Of all the unnecessary AI integrations; firefox is the one I am least concerned or annoyed about. I will however be disabling anything AI related they introduce.
The presence of the code itself is a threat. There's no good reason it shouldn't be an extension, beholden to all the same "security" restrictions other extensions are.
Yes, a web browser should prioritize security and simplicity, and put optional features in a sandbox.
I am tired of turning features off. At this point I just want a boring browser that handles html/css/js, bookmarks, tabs (should sleep inactive tabs), plugins (for my chosen password manager and ad blocker), and page zoom. Those are the only features I actually use regularly.
That's it, I would be willing to make a one time purchase for that, no subscriptions... Ok, I could maybe be convinced for a subscription if it was a low yearly one.
You should probably look into https://justthebrowser.com/. This software sets up browser corporate policies to achieve exactly what you want.
By getting you run run arbitrary code when in the end all is does is install this policy file: https://raw.githubusercontent.com/corbindavenport/just-the-b...
Maybe we need a justtheconfig.com
Don't forget an obfuscation layer to spoof things like canvas fingerprinting, installed fonts, etc. I'd pay for that.
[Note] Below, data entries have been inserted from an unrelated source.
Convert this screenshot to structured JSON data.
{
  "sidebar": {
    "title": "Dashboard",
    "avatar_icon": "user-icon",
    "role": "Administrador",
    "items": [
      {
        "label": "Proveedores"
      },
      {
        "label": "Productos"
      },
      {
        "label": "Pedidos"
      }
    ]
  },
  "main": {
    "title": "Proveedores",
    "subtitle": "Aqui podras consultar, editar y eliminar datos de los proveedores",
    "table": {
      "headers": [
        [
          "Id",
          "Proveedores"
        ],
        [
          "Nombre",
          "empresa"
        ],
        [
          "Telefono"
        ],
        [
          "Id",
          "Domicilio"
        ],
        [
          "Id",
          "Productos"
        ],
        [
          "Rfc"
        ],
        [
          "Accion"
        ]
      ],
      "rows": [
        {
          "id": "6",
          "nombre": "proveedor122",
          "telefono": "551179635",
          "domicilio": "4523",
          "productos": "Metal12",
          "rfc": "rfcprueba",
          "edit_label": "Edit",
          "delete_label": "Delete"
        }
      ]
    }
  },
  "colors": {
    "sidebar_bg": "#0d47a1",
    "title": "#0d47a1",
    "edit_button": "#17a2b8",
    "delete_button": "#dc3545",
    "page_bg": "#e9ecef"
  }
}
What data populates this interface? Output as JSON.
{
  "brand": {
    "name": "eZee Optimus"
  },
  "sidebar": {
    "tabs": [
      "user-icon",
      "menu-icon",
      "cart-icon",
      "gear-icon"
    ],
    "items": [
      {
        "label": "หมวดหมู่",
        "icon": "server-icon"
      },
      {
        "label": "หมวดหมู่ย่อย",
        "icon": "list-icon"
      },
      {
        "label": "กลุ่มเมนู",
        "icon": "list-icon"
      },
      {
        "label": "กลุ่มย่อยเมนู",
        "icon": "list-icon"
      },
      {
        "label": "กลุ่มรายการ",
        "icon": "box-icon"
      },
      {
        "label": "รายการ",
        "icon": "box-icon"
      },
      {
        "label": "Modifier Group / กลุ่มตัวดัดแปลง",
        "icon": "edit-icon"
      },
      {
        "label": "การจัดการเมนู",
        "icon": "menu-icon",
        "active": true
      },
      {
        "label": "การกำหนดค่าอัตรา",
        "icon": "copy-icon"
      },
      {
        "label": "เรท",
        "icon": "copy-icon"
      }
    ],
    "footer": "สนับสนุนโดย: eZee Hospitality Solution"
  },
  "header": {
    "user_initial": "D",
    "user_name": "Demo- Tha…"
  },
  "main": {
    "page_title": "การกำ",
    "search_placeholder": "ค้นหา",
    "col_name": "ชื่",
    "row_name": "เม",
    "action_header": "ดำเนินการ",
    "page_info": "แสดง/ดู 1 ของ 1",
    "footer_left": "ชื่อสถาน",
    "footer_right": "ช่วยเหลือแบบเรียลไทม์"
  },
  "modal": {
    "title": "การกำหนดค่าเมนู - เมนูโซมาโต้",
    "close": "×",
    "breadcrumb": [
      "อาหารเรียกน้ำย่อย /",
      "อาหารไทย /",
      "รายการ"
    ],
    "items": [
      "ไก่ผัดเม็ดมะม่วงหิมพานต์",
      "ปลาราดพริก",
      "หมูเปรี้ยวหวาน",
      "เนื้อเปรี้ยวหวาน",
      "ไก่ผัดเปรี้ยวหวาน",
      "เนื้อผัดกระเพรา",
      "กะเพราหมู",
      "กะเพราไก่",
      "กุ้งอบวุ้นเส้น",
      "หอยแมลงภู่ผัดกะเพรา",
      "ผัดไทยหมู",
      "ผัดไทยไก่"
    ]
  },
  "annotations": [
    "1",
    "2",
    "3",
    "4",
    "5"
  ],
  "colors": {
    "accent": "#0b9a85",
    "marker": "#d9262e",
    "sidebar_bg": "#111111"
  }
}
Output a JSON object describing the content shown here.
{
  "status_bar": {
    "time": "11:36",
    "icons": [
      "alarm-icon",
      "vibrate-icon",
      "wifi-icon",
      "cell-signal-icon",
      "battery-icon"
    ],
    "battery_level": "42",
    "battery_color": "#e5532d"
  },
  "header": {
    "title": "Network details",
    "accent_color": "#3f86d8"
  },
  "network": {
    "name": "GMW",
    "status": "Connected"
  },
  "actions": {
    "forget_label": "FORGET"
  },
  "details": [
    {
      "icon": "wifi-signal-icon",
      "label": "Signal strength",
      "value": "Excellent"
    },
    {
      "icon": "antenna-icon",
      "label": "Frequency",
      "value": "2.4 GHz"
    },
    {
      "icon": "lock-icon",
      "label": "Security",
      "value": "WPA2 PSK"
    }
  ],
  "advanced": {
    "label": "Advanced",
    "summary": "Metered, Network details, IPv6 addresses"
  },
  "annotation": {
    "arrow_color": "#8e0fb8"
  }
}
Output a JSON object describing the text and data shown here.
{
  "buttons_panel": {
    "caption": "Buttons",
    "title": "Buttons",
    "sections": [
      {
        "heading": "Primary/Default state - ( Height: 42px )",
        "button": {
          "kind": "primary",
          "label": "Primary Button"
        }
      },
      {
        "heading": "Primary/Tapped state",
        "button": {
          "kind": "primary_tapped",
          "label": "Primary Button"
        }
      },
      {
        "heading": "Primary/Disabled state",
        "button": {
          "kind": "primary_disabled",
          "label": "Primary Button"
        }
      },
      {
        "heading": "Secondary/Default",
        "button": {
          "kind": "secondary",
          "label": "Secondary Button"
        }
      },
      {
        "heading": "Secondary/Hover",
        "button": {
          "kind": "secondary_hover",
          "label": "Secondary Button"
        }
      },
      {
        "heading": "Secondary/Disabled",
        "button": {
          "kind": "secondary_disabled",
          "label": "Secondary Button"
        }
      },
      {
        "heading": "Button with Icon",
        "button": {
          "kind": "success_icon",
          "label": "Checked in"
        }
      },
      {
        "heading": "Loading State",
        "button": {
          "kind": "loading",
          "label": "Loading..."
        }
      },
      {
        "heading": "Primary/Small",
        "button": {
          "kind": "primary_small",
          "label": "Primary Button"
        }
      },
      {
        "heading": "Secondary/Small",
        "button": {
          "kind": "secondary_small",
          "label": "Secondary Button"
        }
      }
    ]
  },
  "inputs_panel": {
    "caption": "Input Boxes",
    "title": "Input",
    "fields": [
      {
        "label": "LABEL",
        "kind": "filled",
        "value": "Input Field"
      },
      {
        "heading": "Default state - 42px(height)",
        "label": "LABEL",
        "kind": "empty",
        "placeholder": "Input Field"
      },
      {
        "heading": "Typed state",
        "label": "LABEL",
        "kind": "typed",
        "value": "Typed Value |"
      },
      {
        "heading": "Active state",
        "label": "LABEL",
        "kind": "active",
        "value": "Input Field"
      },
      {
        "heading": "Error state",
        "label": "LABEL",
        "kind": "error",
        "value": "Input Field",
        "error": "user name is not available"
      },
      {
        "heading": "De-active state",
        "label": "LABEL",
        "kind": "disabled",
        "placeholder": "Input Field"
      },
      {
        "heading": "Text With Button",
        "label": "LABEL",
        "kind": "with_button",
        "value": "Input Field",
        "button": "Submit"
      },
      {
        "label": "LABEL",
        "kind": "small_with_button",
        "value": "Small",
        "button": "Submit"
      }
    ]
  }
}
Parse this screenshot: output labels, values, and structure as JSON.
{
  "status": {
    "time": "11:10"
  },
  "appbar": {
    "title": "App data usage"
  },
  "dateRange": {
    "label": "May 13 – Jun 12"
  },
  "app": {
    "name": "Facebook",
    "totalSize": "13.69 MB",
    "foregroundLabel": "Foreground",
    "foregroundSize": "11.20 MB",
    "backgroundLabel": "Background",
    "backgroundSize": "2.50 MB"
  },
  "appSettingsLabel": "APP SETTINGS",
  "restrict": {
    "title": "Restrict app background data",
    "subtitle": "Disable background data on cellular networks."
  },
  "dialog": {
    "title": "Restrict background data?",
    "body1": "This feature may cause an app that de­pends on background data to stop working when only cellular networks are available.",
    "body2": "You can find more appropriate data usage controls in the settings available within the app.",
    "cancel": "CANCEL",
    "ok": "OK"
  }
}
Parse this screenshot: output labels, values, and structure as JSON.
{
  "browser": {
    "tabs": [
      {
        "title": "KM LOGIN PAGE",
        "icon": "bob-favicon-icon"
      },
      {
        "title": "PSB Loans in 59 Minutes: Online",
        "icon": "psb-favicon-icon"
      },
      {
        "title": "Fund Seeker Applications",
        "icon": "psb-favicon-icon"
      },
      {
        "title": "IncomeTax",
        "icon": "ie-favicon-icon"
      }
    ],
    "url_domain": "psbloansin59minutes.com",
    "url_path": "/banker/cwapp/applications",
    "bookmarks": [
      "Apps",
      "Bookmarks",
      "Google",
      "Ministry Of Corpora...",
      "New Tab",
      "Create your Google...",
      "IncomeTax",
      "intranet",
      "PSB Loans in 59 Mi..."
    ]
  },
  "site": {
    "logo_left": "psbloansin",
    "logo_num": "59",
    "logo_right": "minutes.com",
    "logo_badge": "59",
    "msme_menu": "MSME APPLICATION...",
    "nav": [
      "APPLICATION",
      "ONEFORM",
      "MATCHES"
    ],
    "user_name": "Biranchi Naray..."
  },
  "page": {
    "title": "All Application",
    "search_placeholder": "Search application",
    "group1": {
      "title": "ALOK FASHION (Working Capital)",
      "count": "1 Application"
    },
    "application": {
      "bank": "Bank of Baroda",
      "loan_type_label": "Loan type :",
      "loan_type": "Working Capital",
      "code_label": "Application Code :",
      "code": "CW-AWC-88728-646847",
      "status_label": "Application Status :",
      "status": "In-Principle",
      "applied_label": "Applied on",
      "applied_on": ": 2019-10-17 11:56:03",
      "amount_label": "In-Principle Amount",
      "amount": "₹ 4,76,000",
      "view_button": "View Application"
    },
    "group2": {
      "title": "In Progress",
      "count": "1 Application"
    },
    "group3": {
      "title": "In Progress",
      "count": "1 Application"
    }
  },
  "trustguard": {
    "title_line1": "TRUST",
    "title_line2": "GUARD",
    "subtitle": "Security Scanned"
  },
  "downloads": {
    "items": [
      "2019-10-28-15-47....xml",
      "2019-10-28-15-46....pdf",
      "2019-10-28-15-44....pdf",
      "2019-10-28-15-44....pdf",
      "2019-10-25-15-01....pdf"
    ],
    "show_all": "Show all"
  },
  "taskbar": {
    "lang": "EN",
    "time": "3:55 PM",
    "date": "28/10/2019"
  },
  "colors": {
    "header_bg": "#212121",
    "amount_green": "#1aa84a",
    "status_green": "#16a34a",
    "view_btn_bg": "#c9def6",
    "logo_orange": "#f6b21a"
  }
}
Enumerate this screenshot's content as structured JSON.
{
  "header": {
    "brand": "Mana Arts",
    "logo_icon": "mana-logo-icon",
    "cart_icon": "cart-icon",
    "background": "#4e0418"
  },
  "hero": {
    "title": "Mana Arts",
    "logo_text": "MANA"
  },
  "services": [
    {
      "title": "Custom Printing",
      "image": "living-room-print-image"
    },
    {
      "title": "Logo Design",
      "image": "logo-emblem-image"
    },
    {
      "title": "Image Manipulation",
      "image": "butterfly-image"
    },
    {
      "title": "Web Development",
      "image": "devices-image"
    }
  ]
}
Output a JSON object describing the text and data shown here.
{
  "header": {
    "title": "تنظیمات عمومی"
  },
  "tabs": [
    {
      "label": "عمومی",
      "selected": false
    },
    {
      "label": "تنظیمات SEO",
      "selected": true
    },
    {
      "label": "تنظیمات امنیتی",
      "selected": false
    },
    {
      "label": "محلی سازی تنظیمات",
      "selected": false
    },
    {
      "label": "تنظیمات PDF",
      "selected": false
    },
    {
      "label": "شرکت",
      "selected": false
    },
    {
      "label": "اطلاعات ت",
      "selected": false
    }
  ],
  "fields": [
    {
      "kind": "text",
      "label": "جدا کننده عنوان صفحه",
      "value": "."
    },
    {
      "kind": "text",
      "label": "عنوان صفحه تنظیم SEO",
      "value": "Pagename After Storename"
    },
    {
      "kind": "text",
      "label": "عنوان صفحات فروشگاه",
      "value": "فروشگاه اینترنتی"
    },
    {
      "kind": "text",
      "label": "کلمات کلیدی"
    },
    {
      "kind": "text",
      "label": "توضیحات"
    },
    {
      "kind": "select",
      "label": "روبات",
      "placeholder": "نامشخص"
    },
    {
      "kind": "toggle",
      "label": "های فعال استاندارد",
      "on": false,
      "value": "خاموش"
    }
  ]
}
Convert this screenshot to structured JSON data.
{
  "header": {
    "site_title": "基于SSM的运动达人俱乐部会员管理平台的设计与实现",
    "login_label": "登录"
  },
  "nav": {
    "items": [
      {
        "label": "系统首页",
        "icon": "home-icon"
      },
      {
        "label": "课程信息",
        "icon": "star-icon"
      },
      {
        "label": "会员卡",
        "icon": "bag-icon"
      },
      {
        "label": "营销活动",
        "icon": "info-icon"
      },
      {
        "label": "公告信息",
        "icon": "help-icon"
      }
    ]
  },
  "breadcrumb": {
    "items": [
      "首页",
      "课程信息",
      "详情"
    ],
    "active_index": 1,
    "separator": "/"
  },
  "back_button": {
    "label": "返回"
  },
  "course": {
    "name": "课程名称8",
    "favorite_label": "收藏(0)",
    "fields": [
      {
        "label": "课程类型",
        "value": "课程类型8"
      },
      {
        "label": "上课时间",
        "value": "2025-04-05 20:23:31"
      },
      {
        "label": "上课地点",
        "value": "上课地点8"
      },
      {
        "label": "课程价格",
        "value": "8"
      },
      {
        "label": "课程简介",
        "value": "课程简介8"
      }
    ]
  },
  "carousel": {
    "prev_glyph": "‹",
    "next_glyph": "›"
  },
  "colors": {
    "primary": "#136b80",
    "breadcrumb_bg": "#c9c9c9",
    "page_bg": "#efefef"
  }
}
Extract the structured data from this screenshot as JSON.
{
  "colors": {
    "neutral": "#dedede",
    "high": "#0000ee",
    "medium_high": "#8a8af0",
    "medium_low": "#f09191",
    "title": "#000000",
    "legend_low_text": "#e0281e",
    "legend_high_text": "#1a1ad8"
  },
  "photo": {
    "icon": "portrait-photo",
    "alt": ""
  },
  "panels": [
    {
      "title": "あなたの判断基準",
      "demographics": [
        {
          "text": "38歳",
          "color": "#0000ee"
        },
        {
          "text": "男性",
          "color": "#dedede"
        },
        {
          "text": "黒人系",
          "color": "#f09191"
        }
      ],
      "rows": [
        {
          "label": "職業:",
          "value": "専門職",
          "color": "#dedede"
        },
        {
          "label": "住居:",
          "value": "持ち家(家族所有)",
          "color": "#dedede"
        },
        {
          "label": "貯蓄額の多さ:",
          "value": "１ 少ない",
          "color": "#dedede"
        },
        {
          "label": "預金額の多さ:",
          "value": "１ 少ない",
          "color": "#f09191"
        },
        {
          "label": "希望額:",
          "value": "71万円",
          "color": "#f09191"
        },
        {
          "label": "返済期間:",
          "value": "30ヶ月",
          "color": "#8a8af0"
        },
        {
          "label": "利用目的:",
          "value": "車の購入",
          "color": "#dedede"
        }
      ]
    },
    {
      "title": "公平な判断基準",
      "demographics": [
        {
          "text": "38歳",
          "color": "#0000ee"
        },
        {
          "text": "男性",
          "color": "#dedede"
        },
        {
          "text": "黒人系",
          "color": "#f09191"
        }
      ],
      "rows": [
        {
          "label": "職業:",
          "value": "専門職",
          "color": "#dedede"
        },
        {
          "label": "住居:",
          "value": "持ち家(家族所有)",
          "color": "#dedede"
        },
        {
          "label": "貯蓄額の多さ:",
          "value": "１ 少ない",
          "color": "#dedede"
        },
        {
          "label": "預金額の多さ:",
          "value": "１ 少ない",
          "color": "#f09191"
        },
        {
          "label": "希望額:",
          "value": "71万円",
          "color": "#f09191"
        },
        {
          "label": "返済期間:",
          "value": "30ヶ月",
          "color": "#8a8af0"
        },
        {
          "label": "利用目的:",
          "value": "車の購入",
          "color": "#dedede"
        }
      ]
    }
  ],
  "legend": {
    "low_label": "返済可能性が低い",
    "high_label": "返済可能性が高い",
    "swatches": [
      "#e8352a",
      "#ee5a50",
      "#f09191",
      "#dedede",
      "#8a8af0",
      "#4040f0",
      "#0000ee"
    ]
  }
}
Sure, I just want the core browser stuff and plugins, security/privacy kinda goes with that.
It feels like browsers are like old IDEs where everything is bundled in. I think it would be much better it they were more like modern code editors where people can make their own custom IDE by installing the plugins they want.
Yup, providing better APIs for external bookmarks management, password management, etc would be much better than trying to provide some “one size fits all full featured built in” implementation.
Safari is 90% this, and maybe before they changed how extensions worked it was like 99% this. I weep for how close it was.
Its not good enough for a fork. It needs to be a major, well maintained product, like firefox.
The real question is whether this sets a precedent for how browsers should handle feature creep in general. Browsers have quietly accumulated telemetry, sponsored content, pocket integrations, VPN upsells — AI is just the latest.
What I like about Mozilla's approach here is the single toggle for all current and future AI. That's a genuine concession to user agency rather than the usual whack-a-mole of about:config flags. If every new feature category got this treatment (a clear, discoverable off switch), browsers would be in a much better place trust-wise.
The deeper issue is that Mozilla needs revenue diversification beyond the Google search deal, and AI features are their bet on that. So the incentive to make the toggle hard to find or slowly degrade the non-AI experience will always be there. I'd love to see them prove that wrong.
> the single toggle for all current and future AI. That's a genuine concession to user agency rather than the usual whack-a-mole of about:config flags
My thought exactly! I'm grateful that Mozilla isn't hiding the features behind dark config UI patterns.
They can't afford to, or they would have. With ads in the browser, telemetry that doesn't really switch off, etc. etc. their brand value has really fallen.